Samir Desai, co-founder of the Funding Circle platform, who sits on the investment trust’s board, has put £152,775 into the fund.
This is the highest among its board members, followed by £110,349 invested by non executive director Frederic Hervouet. The Funding Circle SME Income Fund board chairman Richard Boleat takes the highest annual fee on the board at £50,000 and has invested £5,157.
The trust’s board members Jonathan Bridel and Richard Burwood, both non-executive directors, have also invested £5,157 and their annual fee is £40,000 and £30,000 respectively.
Desai does not take a fee and Hervouet has an annual fee of £35,000.
In contrast, only one of the four board members of P2P Global Investments has invested their own money into the trust. Simon King, a non-executive director for the trust and senior investment manager for Numis, has £162,343 in the fund. He is paid an annual fee of £39,750 as well as non-executive directors Michael Cassidy and Mahnaz Safa. Chairman Stuart Cruickshank received a yearly fee of £44,750.
Richard Waldron, chairman of the Ranger Direct Lending Fund, takes an annual fee of £15,000 and is the only board member with an investment, at £11,141. K Scott Canon, chief executive of the Ranger Capital Group, takes no fee while non-executive directors Matthew Mulford and Jonathan Schneider received £12,250 and £13,750 respectively.
Meanwhile, all board members of VPC Specialty Lending have “skin in the game”. Richard Levy, who is chief executive of VPC and chairman of the board of directors of Victory Park portfolio companies, receives no fee. However, he has invested £971,902 into the trust.
Chairman Kevin Adcock gets an annual fee of £50,000 and has invested £38,125. Kevin Ingram, a non-executive director and chair of the trust’s audit committee, received £35,000 and has put in £26,663. Elizabeth Passey and Clive Peggram, both non-executive directors, get an annual fee of £30,000 and have put in £7,625, and £57,148 respectively.
The Honeycomb Investment Trust’s board members do not have any investments in the fund.
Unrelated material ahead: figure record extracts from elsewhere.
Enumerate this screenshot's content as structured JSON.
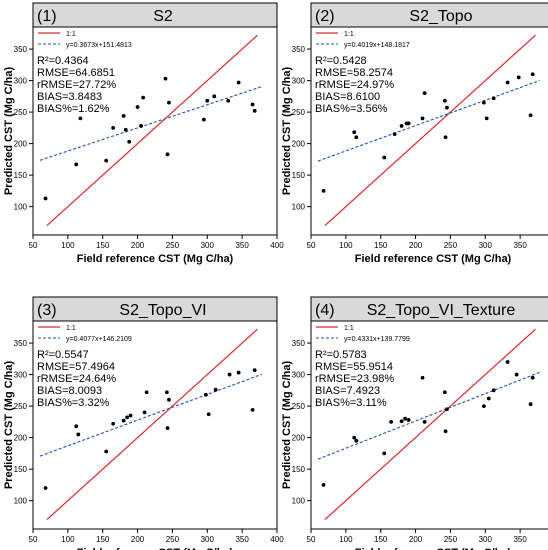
{
  "figure": {
    "xlabel": "Field reference CST (Mg C/ha)",
    "ylabel": "Predicted CST (Mg C/ha)",
    "x_ticks": [
      50,
      100,
      150,
      200,
      250,
      300,
      350,
      400
    ],
    "y_ticks": [
      100,
      150,
      200,
      250,
      300,
      350
    ],
    "colors": {
      "one_to_one": "#d42a2a",
      "fit": "#1f4fb4",
      "points": "#000000",
      "header_bg": "#d9d9d9"
    }
  },
  "chart_data": [
    {
      "type": "scatter",
      "label": "(1)",
      "title": "S2",
      "legend": [
        "1:1",
        "y=0.3673x+151.4813"
      ],
      "stats": [
        "R²=0.4364",
        "RMSE=64.6851",
        "rRMSE=27.72%",
        "BIAS=3.8483",
        "BIAS%=1.62%"
      ],
      "fit": {
        "slope": 0.3673,
        "intercept": 151.4813
      },
      "xlim": [
        50,
        400
      ],
      "ylim": [
        55,
        385
      ],
      "points": [
        [
          68,
          113
        ],
        [
          112,
          167
        ],
        [
          118,
          240
        ],
        [
          155,
          173
        ],
        [
          165,
          225
        ],
        [
          180,
          244
        ],
        [
          183,
          222
        ],
        [
          188,
          203
        ],
        [
          200,
          258
        ],
        [
          205,
          228
        ],
        [
          208,
          273
        ],
        [
          240,
          303
        ],
        [
          243,
          183
        ],
        [
          245,
          265
        ],
        [
          295,
          238
        ],
        [
          300,
          268
        ],
        [
          310,
          275
        ],
        [
          330,
          268
        ],
        [
          345,
          297
        ],
        [
          365,
          262
        ],
        [
          368,
          252
        ]
      ]
    },
    {
      "type": "scatter",
      "label": "(2)",
      "title": "S2_Topo",
      "legend": [
        "1:1",
        "y=0.4019x+148.1817"
      ],
      "stats": [
        "R²=0.5428",
        "RMSE=58.2574",
        "rRMSE=24.97%",
        "BIAS=8.6100",
        "BIAS%=3.56%"
      ],
      "fit": {
        "slope": 0.4019,
        "intercept": 148.1817
      },
      "xlim": [
        50,
        400
      ],
      "ylim": [
        55,
        385
      ],
      "points": [
        [
          68,
          125
        ],
        [
          112,
          218
        ],
        [
          115,
          210
        ],
        [
          155,
          178
        ],
        [
          170,
          215
        ],
        [
          180,
          228
        ],
        [
          187,
          232
        ],
        [
          190,
          232
        ],
        [
          210,
          240
        ],
        [
          213,
          280
        ],
        [
          242,
          268
        ],
        [
          243,
          210
        ],
        [
          245,
          257
        ],
        [
          298,
          265
        ],
        [
          302,
          240
        ],
        [
          312,
          272
        ],
        [
          332,
          297
        ],
        [
          348,
          305
        ],
        [
          365,
          245
        ],
        [
          368,
          310
        ]
      ]
    },
    {
      "type": "scatter",
      "label": "(3)",
      "title": "S2_Topo_VI",
      "legend": [
        "1:1",
        "y=0.4077x+146.2109"
      ],
      "stats": [
        "R²=0.5547",
        "RMSE=57.4964",
        "rRMSE=24.64%",
        "BIAS=8.0093",
        "BIAS%=3.32%"
      ],
      "fit": {
        "slope": 0.4077,
        "intercept": 146.2109
      },
      "xlim": [
        50,
        400
      ],
      "ylim": [
        55,
        385
      ],
      "points": [
        [
          68,
          120
        ],
        [
          112,
          218
        ],
        [
          115,
          205
        ],
        [
          155,
          178
        ],
        [
          165,
          222
        ],
        [
          180,
          227
        ],
        [
          185,
          232
        ],
        [
          190,
          235
        ],
        [
          210,
          240
        ],
        [
          213,
          272
        ],
        [
          242,
          272
        ],
        [
          243,
          215
        ],
        [
          245,
          260
        ],
        [
          298,
          268
        ],
        [
          302,
          237
        ],
        [
          312,
          276
        ],
        [
          332,
          300
        ],
        [
          345,
          303
        ],
        [
          365,
          244
        ],
        [
          368,
          307
        ]
      ]
    },
    {
      "type": "scatter",
      "label": "(4)",
      "title": "S2_Topo_VI_Texture",
      "legend": [
        "1:1",
        "y=0.4331x+139.7799"
      ],
      "stats": [
        "R²=0.5783",
        "RMSE=55.9514",
        "rRMSE=23.98%",
        "BIAS=7.4923",
        "BIAS%=3.11%"
      ],
      "fit": {
        "slope": 0.4331,
        "intercept": 139.7799
      },
      "xlim": [
        50,
        400
      ],
      "ylim": [
        55,
        385
      ],
      "points": [
        [
          68,
          125
        ],
        [
          112,
          200
        ],
        [
          115,
          195
        ],
        [
          155,
          175
        ],
        [
          165,
          225
        ],
        [
          180,
          226
        ],
        [
          185,
          230
        ],
        [
          190,
          228
        ],
        [
          210,
          295
        ],
        [
          213,
          225
        ],
        [
          242,
          272
        ],
        [
          243,
          210
        ],
        [
          245,
          245
        ],
        [
          298,
          250
        ],
        [
          305,
          262
        ],
        [
          312,
          275
        ],
        [
          332,
          320
        ],
        [
          345,
          300
        ],
        [
          365,
          253
        ],
        [
          368,
          295
        ]
      ]
    }
  ]
}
Chairman Robert Sharpe, also a non-executive director of Aldermore, takes home the highest fee of £30,000, while non-executive directors James Coyle and Ravi Takhar received £25,0000.
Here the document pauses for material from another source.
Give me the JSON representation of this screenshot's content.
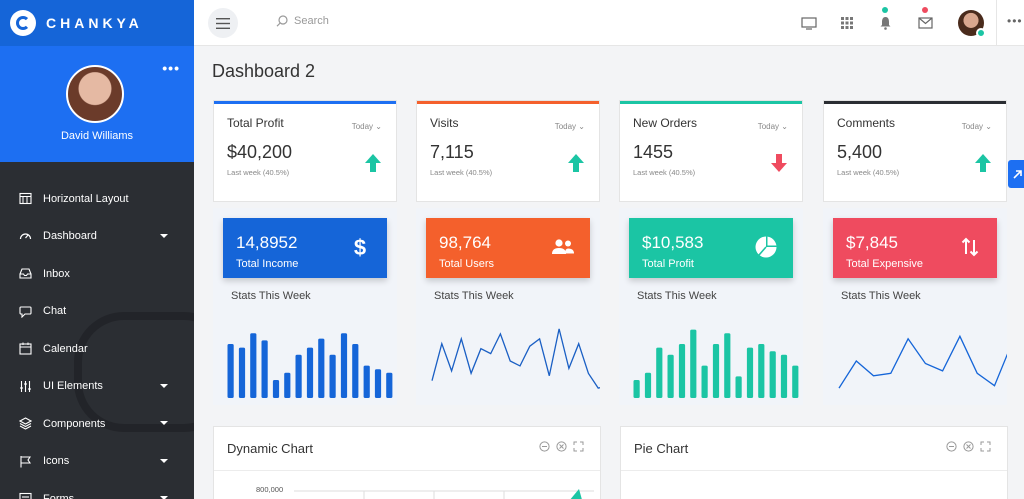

Canaccord Genuity’s research claims that clients value seeing board members and directors invested in the company.
“While no guarantee of superior performance, in order to align interests, investors look for directors and managers to have a meaningful personal investment in the companies which they direct and/or manage,” it said.
“This is the unequivocal view of our clients, and we strongly believe that skin in the game sends a clear and powerful message to both existing and potential investors.”